NEW DELHI: Some members of the Parliamentary Standing Committee on IT and Telecom, which recently submitted its report on the Communication Convergence Bill 2001, have expressed their reservation on the formation of the Communications Commission of India (CCI) and questioned the effectiveness of the proposed super-regulator that will have jurisdiction over virtually every field of communication, including telecom, broadcasting, cable and IT.

Pointing out that due to its "vast responsibilities" the CCI can become a "monolith", in a 'precautionary note' (included in the report of the parliamentary panel) two Members of Parliament have said, "Due its vast powers and establishment, the CCI can become a hindrance to rapid evolution and convergence of technologies and services."

If Parliament takes note of the missive from the MPs, it could lead to the curtailing of the powers of the CCI. It has been further observed that the CCI can restrict freedom of information for consumers and freedom of action for service providers if its powers are "not used properly" and over-arching powers can be "misused through a tangle of rules, regulations, licences and registration requirements."

Recently IT, telecom and parliamentary affairs minister Pramod Mahajan had told on the sidelines of a Delhi economic summit that "if need be another round of discussion can held on the Bill" considering wide ranging views which have been expressed through the Standing Committee's report.

The note from the two MPs also caution on the control that the government of the day can have over the CCI.

"By controlling appointments, the government of the day can exercise too much remote control over the Commission.
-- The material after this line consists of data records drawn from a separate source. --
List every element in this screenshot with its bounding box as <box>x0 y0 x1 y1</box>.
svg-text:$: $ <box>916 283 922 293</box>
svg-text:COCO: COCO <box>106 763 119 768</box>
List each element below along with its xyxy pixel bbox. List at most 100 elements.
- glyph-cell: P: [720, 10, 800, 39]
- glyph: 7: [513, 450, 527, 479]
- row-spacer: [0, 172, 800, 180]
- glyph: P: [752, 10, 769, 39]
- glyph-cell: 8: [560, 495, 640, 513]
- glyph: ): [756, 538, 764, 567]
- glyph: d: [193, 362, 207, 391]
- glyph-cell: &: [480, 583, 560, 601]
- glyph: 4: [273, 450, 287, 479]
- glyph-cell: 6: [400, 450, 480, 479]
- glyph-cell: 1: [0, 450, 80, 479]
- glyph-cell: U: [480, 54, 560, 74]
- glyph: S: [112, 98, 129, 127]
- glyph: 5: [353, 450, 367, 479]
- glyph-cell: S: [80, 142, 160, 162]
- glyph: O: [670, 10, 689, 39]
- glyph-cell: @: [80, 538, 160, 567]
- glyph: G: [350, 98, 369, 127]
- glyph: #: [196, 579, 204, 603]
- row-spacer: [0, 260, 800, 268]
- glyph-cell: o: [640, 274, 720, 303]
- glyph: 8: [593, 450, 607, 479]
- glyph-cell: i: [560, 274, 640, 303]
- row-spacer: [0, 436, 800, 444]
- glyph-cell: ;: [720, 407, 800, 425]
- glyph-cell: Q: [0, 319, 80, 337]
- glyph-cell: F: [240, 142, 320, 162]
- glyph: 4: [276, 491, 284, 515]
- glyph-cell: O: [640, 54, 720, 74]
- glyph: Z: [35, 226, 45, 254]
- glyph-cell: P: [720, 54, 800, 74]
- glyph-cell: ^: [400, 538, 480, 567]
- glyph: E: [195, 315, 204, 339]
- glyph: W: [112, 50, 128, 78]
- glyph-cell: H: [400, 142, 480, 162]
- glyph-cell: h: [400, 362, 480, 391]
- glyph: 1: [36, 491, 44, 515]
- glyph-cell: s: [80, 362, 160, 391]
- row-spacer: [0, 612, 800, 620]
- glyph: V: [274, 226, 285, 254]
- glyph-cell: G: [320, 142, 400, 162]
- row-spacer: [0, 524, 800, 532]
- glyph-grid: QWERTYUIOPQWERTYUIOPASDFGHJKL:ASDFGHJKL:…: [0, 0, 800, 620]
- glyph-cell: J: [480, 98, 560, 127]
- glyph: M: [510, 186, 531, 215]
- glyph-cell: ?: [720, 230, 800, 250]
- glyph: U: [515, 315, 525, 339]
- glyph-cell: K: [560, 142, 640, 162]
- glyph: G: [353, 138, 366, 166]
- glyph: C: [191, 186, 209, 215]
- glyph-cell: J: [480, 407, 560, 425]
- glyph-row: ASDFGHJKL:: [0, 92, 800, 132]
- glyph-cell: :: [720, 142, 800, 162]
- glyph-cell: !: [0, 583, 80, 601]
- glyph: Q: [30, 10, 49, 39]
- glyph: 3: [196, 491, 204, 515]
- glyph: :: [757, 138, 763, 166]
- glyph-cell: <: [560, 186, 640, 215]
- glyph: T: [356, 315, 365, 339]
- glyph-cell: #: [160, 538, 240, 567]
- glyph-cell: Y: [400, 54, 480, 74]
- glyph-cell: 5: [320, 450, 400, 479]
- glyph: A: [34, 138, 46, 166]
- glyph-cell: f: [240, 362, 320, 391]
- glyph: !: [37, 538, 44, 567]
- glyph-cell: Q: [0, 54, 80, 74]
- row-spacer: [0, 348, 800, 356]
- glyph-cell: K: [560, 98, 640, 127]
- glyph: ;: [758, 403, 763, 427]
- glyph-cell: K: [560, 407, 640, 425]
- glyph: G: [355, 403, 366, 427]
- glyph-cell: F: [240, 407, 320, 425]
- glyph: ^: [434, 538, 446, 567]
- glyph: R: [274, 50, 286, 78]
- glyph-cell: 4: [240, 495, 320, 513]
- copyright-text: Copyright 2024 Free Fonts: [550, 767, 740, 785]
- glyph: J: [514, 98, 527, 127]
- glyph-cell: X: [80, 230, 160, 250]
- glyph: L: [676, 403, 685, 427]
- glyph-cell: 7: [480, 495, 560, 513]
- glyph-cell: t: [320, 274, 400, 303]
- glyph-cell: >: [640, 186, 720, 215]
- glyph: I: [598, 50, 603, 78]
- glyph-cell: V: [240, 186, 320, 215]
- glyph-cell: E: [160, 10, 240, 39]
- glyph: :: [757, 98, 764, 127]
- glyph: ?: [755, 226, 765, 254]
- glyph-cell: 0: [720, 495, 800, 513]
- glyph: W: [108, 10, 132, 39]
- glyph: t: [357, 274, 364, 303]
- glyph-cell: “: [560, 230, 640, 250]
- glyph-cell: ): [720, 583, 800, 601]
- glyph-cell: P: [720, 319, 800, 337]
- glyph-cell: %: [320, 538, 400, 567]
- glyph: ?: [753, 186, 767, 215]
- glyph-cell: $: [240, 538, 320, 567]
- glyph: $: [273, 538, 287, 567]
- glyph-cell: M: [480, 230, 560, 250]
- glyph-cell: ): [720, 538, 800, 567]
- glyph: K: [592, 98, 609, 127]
There can be a risk of excessive curbs over the independence and autonomy of the Commission as has happened, for instance, with Prasar Bharati," the note points out with great accuracy.

If India manages to enact a piece of legislation to govern the convergence space, then it would be only the second country in the world, after Malaysia, till now to have such legislation.

Enumerating the several ways in which the government of the day and the CCI can "enhance authoritarian practices if not used prudently", the note from the MPs state their assertions may be considered during the implementation of the provisions of the Bill.

Meanwhile, one of the recommendations of the Standing Committee pours cold water over Prasar Bharati's ambitions to have a monopoly over telecast rights, specially those relating to sports, of national and international importance in the name of public service.

Noting that both Doordarshan and All India Radio offer valuable services to the general public through their terrestrial networks' vast reach and that the general public should not be deprived of viewing of events in the name of free competition, the parliamentary panel has said CCI needs to be careful on such issues.

Suggesting that Clause 31 of the Bill should be rephrased, the Committee has said the Clause should read: "The Commission shall give adequate opportunity of hearing to all persons interested therein and also ensure that the principles and terms determined by it do not dissuade broadcasters from bidding for the rights to broadcasts any such event (which have been notified under the aforementioned Clause)."

Earlier this year, Prasar Bharati had petitioned the information and broadcasting ministry that because of high cost of acquiring telecast rights DD and AIR are generally left out in the cold in situations where private satellite broadcasters hold sway because of their financial muscle. In this regard it had also said that any national and/or international event which is of importance to the Indian viewing public should also necessarily come to the public service broadcaster and not be the exclusive prerogative of some private broadcasters.